En contraparte, no puede soslayarse que el poderío de estas empresas, todas ellas con sede en Estados Unidos, proviene de la extracción indiscriminada de datos personales de sus usuarios, los cuales son puestos a disposición de otras compañías, así como de gobiernos y otras entidades, que gracias a ellos dirigen a un público concreto la oferta de sus productos, servicios o discursos. Estas operaciones se producen en un marco de casi total ausencia regulatoria, que ha sido terreno fértil para todo tipo de conductas opacas, arbitrarias o francamente abusivas entre un puñado de corporaciones que explotan sin pudor ni ética su inédita capacidad para moldear la opinión pública, decidir los límites de la libertad de expresión, manipular información, y mediar entre las instituciones y los individuos.
Para los ciudadanos, se trata de una constante tensión entre la conveniencia y el deseo de mantener el control sobre su privacidad. Como muestra, el descalabro sufrido el mes pasado por WhatsApp después de que el servicio de mensajería instantánea anunciara cambios en sus términos de uso que implicaban una mayor extracción de datos personales en las comunicaciones sostenidas con cuentas de empresas. Muchas personas todavía son sensibles a esas prácticas cuestionables, incluso cuando éstas se presentan como formas de facilitar sus gestiones diarias. Sin embargo, tales manifestaciones de descontento tienden a ser acotadas y efímeras, y al final los usuarios retornan a estas plataformas debido a que cada día es más complicado llevar la vida cotidiana al margen de ellas.

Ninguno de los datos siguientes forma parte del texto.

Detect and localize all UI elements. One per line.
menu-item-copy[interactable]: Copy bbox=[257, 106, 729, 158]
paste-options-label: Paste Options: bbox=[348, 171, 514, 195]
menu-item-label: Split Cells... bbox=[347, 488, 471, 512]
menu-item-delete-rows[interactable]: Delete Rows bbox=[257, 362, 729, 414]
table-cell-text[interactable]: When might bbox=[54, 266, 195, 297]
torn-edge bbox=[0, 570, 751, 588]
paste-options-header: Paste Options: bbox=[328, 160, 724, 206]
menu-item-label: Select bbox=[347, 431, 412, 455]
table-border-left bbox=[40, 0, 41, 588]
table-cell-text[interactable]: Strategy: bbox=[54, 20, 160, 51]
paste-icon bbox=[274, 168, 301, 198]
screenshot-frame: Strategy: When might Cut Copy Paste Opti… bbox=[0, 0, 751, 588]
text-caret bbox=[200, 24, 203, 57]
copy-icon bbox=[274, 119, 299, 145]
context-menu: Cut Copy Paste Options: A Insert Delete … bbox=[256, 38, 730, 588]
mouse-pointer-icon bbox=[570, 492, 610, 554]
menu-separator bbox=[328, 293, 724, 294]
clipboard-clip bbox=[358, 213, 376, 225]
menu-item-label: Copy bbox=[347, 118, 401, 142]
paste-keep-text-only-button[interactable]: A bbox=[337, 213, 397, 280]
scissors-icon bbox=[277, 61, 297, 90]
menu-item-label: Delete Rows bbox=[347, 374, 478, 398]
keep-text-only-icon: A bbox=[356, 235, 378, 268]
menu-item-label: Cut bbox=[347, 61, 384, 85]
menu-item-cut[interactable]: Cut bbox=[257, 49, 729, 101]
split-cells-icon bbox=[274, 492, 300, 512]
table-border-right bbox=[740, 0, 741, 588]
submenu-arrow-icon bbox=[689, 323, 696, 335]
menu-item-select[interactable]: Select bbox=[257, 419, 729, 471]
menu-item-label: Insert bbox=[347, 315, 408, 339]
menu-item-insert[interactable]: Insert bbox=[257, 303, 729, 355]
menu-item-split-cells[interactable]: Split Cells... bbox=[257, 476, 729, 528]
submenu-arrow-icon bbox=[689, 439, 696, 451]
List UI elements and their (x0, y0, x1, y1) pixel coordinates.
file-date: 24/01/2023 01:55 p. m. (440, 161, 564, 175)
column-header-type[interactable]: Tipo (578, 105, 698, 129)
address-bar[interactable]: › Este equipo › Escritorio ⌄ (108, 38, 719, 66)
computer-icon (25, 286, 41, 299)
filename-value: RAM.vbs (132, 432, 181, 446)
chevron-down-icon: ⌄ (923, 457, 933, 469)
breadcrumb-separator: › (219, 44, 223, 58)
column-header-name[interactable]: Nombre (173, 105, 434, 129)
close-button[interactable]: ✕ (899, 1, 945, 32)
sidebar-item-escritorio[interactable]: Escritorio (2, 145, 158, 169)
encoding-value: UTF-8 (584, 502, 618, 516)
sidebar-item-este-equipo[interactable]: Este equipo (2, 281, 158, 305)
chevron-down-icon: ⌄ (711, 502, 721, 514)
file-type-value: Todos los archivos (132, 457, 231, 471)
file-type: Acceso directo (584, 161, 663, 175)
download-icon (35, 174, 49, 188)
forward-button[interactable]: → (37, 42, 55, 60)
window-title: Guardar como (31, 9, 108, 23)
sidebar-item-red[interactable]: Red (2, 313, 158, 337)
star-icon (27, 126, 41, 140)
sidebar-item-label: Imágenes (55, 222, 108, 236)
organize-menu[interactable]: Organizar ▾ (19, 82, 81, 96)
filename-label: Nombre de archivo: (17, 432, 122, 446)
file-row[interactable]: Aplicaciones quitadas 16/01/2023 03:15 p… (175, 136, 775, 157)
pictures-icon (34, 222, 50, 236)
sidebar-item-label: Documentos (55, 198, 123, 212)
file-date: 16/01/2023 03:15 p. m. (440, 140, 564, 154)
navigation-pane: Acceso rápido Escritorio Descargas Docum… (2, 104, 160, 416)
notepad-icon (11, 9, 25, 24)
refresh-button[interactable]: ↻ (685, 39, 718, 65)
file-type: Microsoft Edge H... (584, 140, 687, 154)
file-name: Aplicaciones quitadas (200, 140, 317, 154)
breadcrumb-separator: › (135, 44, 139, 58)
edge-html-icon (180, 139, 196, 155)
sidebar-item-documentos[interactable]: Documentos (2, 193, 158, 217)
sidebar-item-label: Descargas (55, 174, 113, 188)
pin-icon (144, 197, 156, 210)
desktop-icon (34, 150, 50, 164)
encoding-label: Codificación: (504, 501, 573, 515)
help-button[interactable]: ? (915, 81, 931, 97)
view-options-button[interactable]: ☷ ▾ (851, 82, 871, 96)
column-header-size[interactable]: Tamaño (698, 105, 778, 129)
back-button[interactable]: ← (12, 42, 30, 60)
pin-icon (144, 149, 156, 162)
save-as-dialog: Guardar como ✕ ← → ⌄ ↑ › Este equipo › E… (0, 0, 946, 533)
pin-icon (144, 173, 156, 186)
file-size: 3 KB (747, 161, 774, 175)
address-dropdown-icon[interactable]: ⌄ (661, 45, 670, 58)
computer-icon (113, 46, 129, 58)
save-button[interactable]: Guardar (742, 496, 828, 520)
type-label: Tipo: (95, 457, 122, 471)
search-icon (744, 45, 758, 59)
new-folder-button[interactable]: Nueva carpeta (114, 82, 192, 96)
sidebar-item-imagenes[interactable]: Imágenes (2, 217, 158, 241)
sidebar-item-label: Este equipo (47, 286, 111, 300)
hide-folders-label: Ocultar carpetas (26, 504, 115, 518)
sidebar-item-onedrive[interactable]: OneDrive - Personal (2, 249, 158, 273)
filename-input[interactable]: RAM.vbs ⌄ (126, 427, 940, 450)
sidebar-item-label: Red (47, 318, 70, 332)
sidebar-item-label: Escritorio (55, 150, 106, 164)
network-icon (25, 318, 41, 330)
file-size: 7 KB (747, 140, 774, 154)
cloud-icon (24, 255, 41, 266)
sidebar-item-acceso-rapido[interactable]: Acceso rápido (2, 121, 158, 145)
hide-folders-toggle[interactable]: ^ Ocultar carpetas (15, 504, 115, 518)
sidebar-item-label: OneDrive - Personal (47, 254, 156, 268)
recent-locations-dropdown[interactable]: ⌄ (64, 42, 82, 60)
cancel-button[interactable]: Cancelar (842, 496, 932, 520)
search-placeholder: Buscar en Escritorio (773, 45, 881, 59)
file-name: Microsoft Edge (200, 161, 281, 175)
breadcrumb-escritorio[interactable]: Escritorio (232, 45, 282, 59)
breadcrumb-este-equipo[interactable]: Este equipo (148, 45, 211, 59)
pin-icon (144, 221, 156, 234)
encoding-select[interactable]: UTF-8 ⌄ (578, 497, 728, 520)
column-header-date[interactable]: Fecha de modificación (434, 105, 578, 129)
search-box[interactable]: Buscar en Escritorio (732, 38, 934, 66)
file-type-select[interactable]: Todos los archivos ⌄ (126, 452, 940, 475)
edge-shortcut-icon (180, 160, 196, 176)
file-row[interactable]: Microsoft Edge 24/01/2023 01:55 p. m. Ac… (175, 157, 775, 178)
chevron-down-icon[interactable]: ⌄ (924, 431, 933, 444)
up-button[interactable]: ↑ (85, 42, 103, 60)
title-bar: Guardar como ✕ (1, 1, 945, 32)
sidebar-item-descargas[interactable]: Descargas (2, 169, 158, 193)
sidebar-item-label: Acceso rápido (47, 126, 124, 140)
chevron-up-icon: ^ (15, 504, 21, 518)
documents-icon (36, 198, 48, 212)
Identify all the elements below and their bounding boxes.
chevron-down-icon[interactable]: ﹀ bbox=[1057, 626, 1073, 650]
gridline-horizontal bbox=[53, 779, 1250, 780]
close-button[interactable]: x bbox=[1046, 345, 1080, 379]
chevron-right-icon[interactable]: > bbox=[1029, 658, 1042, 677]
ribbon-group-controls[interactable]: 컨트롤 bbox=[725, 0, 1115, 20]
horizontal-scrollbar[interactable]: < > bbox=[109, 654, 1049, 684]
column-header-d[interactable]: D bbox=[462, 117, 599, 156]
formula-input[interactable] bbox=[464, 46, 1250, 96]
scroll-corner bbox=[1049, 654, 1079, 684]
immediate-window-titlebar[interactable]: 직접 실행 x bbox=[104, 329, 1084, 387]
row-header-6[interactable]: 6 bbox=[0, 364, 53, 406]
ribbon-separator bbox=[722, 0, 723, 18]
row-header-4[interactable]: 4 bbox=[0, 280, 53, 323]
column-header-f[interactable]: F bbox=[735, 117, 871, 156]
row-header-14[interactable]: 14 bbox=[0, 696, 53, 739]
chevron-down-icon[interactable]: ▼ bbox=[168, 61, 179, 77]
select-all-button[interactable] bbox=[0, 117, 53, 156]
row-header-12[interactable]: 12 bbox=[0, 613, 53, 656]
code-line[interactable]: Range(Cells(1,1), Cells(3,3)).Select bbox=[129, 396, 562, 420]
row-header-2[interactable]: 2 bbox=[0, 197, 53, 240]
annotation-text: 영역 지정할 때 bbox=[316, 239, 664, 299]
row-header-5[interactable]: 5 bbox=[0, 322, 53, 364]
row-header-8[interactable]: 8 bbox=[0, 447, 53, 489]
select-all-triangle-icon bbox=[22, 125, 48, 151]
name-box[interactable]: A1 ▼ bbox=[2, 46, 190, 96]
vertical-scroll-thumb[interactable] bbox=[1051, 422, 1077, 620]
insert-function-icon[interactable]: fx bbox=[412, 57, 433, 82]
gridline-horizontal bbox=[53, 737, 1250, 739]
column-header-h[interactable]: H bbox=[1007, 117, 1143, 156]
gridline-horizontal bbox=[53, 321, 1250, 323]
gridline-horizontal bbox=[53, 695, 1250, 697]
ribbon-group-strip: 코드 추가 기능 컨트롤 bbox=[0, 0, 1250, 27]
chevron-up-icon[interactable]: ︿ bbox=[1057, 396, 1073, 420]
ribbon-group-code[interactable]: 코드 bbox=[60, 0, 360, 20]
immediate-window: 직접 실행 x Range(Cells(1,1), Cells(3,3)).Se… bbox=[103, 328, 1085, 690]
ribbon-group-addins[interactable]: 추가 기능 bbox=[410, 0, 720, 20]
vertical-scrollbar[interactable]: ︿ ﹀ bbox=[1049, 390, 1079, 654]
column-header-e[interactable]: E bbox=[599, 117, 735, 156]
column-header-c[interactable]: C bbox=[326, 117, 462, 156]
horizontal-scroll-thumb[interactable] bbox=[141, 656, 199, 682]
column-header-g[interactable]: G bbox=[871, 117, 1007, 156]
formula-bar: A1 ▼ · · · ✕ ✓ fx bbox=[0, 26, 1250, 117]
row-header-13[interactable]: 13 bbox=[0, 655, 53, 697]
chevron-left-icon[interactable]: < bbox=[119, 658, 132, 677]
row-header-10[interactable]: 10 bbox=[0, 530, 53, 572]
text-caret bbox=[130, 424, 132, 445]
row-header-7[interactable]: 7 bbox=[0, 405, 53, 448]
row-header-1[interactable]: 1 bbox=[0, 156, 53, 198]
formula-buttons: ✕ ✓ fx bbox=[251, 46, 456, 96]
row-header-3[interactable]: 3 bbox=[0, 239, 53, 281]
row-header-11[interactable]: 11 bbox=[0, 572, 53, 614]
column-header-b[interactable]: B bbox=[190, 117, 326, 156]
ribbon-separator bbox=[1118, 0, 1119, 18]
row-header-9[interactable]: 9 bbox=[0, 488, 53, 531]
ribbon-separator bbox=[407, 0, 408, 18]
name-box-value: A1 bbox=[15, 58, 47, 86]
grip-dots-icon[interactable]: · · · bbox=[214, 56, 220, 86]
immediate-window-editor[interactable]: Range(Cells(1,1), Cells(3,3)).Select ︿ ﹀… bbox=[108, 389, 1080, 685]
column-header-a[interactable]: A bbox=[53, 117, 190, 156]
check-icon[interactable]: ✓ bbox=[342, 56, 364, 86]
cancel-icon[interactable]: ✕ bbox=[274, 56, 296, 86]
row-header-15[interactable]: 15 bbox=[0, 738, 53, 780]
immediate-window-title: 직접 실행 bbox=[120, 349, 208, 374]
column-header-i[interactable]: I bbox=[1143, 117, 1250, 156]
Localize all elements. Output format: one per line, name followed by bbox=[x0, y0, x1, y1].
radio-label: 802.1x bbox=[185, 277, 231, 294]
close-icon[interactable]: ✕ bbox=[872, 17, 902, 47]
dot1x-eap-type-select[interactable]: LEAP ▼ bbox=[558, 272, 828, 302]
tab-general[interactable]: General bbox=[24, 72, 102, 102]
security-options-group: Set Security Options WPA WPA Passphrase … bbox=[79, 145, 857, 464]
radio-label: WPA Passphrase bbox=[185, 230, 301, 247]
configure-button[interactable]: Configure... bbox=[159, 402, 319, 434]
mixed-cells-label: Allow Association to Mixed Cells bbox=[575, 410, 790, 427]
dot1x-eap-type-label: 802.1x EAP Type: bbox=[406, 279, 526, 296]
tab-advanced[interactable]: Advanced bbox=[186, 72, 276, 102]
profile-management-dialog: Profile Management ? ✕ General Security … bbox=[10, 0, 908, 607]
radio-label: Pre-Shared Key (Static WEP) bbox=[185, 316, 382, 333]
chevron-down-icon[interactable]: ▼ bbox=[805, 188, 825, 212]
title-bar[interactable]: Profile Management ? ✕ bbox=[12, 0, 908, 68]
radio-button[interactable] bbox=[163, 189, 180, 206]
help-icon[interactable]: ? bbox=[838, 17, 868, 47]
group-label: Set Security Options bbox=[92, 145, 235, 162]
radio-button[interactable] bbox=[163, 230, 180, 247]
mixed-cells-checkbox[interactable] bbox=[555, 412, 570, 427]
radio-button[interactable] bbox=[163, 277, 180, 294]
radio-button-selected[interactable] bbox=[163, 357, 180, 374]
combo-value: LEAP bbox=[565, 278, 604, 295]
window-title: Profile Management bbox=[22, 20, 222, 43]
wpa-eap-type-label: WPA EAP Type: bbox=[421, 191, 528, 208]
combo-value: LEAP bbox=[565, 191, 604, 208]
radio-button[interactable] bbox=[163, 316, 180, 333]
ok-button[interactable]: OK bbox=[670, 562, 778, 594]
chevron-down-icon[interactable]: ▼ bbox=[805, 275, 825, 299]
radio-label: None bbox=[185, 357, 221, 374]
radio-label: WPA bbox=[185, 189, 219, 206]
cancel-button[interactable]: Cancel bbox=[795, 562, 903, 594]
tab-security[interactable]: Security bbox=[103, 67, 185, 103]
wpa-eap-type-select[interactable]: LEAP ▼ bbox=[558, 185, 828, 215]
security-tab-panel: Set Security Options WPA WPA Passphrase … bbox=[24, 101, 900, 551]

Por lo anterior, parece claro que los consumidores enfrentan severas limitaciones en su poder para modificar el comportamiento de las empresas de redes sociales, y que dicha tarea únicamente puede ser emprendida por los estados. Pero incluso éstos se encuentran con múltiples desafíos al abordar el ordenamiento de los gigantes digitales, desde el ineludible debate acerca de la libertad de expresión, hasta el uso de los virtualmente ilimitados recursos económicos de estas compañías para frenar cualquier legislación que atente contra sus intereses. Cabe esperar que el bien común y la protección de la privacidad se impongan sobre mezquinas consideraciones pecuniarias, así como sobre la voluntad de algunas de las empresas referidas para erigirse en poderes fácticos, pero para ello será necesario el involucramiento de los ciudadanos en el diseño de un marco legal que cierre el espacio a prácticas abusivas, al mismo tiempo que potencie los beneficios creados por el avance digital.